Monday 7 December 2009

Walking Madrid

I have explored two areas of Madrid in the last few weeks to discover some of its history and literary highlights. The first walk was around the Barrio de las Letras (the District of letters), spotting plaques and street signs to some of the great Spanish writers. I like the way that many writers have been immortalised in the tiles outside pubs and bars. On my walk with Moira, which was supposed to be around 30 minutes and took nearer to six hours, we found some great stopping off places.

A favourite is Las Cueva de Sesamo which is an underground den of a bar with literary inscriptions on the walls to savour and translate. Beethoven above the omnipresent pianist, a bit of Proust above our heads and plenty more. We drank bottled beer and breathed in the tobacco fumes and were breathless bohemians! We left to find a queue snaking its way along Calle de Principe. This is clearly a hot spot on a Saturday night bar crawl.

From here we went to where the legendary bravas sauce was invented and I was able to explain why there are trick mirrors set into the wall of the restaurant. They commemorate a classic play by the writer Valle-Inclan (there is a plaque high on the wall of course). This area around Pasaje Matheu is a web of bars and cafes and there is much to detain the literati! If we had entered every bar that claimed to be a "home" for Hemingway we would have been both broke and legless.

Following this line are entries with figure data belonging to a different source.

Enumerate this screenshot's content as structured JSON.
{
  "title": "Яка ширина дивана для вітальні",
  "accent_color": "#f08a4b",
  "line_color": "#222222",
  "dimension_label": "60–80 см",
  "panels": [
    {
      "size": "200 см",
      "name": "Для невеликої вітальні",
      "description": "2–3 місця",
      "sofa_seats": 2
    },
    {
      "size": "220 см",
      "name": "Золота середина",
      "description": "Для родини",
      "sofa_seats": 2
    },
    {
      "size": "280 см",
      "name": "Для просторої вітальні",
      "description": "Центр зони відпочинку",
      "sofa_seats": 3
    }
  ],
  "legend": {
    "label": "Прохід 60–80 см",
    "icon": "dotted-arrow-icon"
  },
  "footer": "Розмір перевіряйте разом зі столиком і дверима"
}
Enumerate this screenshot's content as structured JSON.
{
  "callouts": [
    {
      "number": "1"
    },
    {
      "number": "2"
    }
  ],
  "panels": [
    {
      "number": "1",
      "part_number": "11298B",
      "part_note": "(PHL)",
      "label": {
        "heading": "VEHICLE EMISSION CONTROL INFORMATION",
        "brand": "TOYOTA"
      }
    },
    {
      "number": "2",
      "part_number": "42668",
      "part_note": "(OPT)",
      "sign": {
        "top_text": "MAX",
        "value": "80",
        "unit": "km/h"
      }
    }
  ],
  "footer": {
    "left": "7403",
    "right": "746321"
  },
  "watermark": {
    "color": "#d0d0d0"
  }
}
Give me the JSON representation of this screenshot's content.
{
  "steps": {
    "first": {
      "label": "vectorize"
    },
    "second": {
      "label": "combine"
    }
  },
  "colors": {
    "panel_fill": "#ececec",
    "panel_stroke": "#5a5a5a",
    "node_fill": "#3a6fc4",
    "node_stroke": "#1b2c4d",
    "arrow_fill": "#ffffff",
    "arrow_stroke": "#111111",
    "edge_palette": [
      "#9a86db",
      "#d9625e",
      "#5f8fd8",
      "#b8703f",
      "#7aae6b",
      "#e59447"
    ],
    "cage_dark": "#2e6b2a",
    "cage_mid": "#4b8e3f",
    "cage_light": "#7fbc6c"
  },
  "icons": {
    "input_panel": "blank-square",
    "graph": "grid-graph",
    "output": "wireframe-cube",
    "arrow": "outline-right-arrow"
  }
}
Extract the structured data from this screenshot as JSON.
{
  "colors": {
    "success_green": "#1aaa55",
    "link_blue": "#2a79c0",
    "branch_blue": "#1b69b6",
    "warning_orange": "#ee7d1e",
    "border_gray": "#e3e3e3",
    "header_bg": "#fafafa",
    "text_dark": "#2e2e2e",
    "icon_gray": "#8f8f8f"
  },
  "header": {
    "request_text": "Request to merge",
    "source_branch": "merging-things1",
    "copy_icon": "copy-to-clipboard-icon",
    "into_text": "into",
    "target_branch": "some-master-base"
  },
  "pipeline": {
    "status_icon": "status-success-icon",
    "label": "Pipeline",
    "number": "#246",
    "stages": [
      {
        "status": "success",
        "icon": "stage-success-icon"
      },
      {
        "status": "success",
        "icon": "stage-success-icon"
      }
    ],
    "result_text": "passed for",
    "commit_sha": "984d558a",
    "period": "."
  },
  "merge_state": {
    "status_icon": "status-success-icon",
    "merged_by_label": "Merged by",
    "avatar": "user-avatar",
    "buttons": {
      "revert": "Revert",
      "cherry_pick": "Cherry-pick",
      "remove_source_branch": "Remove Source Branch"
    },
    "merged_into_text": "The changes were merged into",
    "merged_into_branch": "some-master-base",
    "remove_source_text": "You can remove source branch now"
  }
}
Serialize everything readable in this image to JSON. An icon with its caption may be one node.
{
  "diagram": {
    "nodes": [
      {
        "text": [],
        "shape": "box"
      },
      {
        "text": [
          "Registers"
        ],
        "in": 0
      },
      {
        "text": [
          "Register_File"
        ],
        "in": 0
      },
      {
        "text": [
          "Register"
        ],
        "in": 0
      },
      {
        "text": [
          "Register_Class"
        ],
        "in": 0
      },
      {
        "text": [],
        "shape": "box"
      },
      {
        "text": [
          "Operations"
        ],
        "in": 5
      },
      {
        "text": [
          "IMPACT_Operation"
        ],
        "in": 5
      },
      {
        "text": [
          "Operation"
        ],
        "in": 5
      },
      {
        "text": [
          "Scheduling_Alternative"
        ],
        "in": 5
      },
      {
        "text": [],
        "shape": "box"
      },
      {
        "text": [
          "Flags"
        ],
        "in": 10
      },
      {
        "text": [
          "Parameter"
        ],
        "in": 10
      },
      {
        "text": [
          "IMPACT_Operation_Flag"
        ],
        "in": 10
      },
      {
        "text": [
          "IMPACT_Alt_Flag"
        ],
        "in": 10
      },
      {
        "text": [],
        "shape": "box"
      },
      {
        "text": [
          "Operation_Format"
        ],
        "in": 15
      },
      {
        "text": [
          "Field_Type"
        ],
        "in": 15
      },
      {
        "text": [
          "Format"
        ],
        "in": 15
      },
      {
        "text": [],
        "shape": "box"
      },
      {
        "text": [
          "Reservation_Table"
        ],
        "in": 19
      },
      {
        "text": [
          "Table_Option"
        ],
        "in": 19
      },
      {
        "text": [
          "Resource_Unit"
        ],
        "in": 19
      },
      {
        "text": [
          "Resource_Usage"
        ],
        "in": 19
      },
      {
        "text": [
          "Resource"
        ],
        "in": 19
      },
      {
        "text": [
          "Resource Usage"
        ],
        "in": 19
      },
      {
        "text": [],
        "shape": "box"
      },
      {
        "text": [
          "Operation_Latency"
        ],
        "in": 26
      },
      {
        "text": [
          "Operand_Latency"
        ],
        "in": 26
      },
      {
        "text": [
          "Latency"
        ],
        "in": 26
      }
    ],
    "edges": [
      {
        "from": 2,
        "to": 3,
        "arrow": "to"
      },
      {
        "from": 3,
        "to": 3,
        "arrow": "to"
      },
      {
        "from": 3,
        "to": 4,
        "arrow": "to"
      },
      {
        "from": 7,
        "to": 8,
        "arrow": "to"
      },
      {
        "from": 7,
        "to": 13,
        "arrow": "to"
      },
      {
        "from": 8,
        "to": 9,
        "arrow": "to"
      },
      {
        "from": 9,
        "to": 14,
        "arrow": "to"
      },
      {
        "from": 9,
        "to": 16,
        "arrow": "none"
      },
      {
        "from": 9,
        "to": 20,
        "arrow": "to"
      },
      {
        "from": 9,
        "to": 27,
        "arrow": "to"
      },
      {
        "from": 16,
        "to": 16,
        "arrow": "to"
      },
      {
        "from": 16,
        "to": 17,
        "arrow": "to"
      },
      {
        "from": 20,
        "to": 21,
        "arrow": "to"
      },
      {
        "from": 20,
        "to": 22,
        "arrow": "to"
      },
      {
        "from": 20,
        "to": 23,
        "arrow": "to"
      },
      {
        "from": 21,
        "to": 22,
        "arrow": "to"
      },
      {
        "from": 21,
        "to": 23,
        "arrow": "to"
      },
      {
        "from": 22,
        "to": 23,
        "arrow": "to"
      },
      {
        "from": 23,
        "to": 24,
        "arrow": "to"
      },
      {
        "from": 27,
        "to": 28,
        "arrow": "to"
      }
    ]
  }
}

There are signs of literary culture all around us in these streets - from murals to words on the pavements in Huertas to writers' street signs to memorial monuments. We discovered the house of Lope de Vega - who married three times and was ordained late in life and was a prolific playwright and poet, the home of Cervantes and his final resting place, the churches they frequented, the theatres they patronised. Now I need to find out more. This is just the beginning.